Watercolor and Pastel Artists at CHAW
Some of Ellen Cornett’s work in pastels and charcoal is now showing at the Brentwood Arts Exchange, 3901 Rhode Island Avenue, in Brentwood, Maryland.
Using a number of Grimms’ fairy tales as subjects, Ellen created some stunning (and sometimes startling!) depictions of the stories. The piece de resistance is this 10-foot charcoal she titled “The Bloody Battle,” representing one of the classic tales from the Grimm brothers, “The Wren and the Bear.”The show’s curator challenged Ellen to create this piece right in the exhibition space. She reports that she was initially terrified and anxious–she had never done a work that large, and failure would be very public. Plus, she had the pressure of finishing it before the show opened three weeks hence. But as soon as she started working on it, she felt exhilarated, and she finished five days before the opening. Along the way she posted “in progress” photos on Facebook and had a lot of fun asking friends to guess what animal’s head would go on certain bodies.

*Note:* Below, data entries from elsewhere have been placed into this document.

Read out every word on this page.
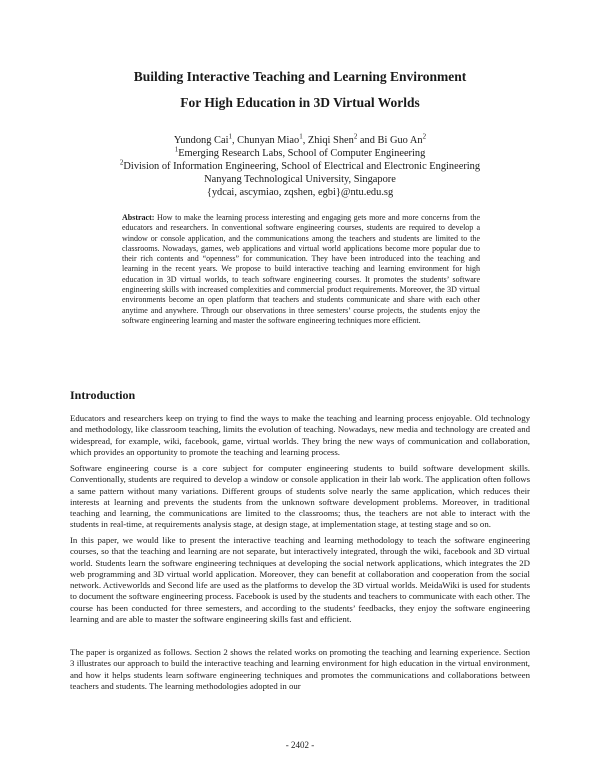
Building Interactive Teaching and Learning Environment
For High Education in 3D Virtual Worlds
Yundong Cai$^1$, Chunyan Miao$^1$, Zhiqi Shen$^2$ and Bi Guo An$^2$
$^1$Emerging Research Labs, School of Computer Engineering
$^2$Division of Information Engineering, School of Electrical and Electronic Engineering
Nanyang Technological University, Singapore
{ydcai, ascymiao, zqshen, egbi}@ntu.edu.sg
Abstract: How to make the learning process interesting and engaging gets more and more concerns from the educators and researchers. In conventional software engineering courses, students are required to develop a window or console application, and the communications among the teachers and students are limited to the classrooms. Nowadays, games, web applications and virtual world applications become more popular due to their rich contents and “openness” for communication. They have been introduced into the teaching and learning in the recent years. We propose to build interactive teaching and learning environment for high education in 3D virtual worlds, to teach software engineering courses. It promotes the students’ software engineering skills with increased complexities and commercial product requirements. Moreover, the 3D virtual environments become an open platform that teachers and students communicate and share with each other anytime and anywhere. Through our observations in three semesters’ course projects, the students enjoy the software engineering learning and master the software engineering techniques more efficient.
Introduction
Educators and researchers keep on trying to find the ways to make the teaching and learning process enjoyable. Old technology and methodology, like classroom teaching, limits the evolution of teaching. Nowadays, new media and technology are created and widespread, for example, wiki, facebook, game, virtual worlds. They bring the new ways of communication and collaboration, which provides an opportunity to promote the teaching and learning process.
Software engineering course is a core subject for computer engineering students to build software development skills. Conventionally, students are required to develop a window or console application in their lab work. The application often follows a same pattern without many variations. Different groups of students solve nearly the same application, which reduces their interests at learning and prevents the students from the unknown software development problems. Moreover, in traditional teaching and learning, the communications are limited to the classrooms; thus, the teachers are not able to interact with the students in real-time, at requirements analysis stage, at design stage, at implementation stage, at testing stage and so on.
In this paper, we would like to present the interactive teaching and learning methodology to teach the software engineering courses, so that the teaching and learning are not separate, but interactively integrated, through the wiki, facebook and 3D virtual world. Students learn the software engineering techniques at developing the social network applications, which integrates the 2D web programming and 3D virtual world application. Moreover, they can benefit at collaboration and cooperation from the social network. Activeworlds and Second life are used as the platforms to develop the 3D virtual worlds. MeidaWiki is used for students to document the software engineering process. Facebook is used by the students and teachers to communicate with each other. The course has been conducted for three semesters, and according to the students’ feedbacks, they enjoy the software engineering learning and are able to master the software engineering skills fast and efficient.
The paper is organized as follows. Section 2 shows the related works on promoting the teaching and learning experience. Section 3 illustrates our approach to build the interactive teaching and learning environment for high education in the virtual environment, and how it helps students learn software engineering techniques and promotes the communications and collaborations between teachers and students. The learning methodologies adopted in our
- 2402 -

Like many of the Grimms’ tales, this story is horrible. In short, the mother kills her stepson, blames her daughter for the death, and enlists the daughter’s help in chopping up the boy and cooking him in a stew. The father eats the stew, and the boy’s spirit is turned into a bird after her sister lovingly buries his bones. At the show’s opening I met the man whom Ellen used as a model for the dad in the center of the triptych. He told me that Ellen fed him a bowl of great Thai soup from Costco while she photographed him, and only later did he find out about the story’s narrative.

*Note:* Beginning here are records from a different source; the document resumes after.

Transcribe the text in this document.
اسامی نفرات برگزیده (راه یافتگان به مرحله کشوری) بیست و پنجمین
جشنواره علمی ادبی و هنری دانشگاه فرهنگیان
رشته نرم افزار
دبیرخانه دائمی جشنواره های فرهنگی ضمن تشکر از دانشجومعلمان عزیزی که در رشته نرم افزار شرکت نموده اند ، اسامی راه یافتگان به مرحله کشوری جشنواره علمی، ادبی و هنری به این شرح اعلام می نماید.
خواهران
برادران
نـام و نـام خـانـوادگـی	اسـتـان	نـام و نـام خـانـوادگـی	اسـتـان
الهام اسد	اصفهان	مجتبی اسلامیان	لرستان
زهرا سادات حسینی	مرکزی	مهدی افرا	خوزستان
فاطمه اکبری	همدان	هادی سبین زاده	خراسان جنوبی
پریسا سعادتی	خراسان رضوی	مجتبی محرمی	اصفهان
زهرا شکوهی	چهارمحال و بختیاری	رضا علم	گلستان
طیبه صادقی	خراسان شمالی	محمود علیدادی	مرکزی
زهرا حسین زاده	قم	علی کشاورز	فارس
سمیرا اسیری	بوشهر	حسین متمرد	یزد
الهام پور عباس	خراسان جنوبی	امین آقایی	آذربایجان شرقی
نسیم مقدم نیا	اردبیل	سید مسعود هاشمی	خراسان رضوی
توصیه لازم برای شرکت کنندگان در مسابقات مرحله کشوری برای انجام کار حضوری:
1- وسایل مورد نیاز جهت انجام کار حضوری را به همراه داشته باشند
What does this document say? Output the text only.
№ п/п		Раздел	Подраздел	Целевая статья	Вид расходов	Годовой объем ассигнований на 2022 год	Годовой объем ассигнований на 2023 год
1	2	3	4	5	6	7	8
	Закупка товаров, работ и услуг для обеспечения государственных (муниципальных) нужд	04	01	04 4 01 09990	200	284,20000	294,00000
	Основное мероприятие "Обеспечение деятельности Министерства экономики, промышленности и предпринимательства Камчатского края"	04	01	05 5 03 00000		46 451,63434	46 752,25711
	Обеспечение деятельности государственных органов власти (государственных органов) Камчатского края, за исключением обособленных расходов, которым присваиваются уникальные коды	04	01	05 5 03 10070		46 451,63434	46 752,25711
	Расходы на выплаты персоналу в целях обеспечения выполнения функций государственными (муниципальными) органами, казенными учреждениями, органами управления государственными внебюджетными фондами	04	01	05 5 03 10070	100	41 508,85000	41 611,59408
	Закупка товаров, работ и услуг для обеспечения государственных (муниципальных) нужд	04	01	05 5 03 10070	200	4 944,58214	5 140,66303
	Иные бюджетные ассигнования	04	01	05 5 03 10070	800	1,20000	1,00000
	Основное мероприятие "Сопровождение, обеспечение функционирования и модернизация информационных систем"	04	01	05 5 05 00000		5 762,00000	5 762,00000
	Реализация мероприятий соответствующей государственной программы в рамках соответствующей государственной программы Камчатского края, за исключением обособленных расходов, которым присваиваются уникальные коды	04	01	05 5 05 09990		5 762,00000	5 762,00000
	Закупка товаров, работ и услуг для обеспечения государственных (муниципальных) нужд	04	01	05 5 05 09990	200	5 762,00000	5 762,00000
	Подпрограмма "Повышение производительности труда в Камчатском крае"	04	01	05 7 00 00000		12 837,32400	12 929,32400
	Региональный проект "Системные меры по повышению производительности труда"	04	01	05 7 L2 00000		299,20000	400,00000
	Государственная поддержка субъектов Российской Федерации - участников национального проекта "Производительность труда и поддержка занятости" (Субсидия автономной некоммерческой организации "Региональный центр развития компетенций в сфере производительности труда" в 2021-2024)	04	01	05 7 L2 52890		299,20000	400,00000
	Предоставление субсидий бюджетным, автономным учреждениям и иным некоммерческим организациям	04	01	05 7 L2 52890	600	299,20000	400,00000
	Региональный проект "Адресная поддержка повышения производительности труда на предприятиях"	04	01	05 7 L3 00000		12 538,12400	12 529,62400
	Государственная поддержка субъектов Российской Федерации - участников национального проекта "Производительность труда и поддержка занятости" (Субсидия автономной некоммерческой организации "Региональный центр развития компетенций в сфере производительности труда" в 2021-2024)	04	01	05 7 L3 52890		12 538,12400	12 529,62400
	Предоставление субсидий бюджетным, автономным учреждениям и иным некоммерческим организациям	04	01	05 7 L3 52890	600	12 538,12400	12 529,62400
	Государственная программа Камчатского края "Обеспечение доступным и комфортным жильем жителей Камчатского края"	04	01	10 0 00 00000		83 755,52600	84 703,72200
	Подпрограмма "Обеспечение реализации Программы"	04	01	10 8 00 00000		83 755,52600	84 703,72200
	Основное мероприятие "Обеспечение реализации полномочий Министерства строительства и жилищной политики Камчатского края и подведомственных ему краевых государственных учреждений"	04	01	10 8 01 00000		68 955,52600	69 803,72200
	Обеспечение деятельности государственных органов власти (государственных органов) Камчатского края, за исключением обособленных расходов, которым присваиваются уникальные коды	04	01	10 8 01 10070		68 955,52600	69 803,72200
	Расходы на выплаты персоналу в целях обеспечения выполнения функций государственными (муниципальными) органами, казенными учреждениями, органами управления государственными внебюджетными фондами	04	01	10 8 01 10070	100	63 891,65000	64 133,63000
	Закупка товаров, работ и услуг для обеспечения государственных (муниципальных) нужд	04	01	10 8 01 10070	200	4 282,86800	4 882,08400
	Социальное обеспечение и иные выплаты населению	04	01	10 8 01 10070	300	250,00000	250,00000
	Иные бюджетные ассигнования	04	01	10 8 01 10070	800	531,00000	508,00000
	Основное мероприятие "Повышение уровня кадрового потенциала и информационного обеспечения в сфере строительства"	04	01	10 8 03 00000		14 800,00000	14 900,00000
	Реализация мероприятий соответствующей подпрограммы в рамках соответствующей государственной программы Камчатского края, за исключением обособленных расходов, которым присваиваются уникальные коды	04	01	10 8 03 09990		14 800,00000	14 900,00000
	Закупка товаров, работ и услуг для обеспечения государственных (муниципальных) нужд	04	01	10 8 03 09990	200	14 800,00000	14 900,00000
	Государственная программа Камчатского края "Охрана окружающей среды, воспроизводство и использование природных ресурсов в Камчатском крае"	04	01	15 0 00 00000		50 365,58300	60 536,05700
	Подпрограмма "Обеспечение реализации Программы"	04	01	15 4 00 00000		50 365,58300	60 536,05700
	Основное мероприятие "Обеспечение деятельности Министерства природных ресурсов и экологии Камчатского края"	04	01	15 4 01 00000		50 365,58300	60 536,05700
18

Later I looked into the story and found it among a collection of 19 of the “darkest stories from the Grimm collection of German fairy tales, containing elements that have frequently been removed in other versions.” Yeah. That’s our Ellen. But still, look how cute that rooster is! And the hedgehog!
On October 10 at 2 pm, Ellen will be delivering an artist talk at Brentwood describing her process and detailing how she created a pastel illustration for another deceptively sweet story, “The Hare’s Bride.”
The show is at the Brentwood Art Exchange through October 24.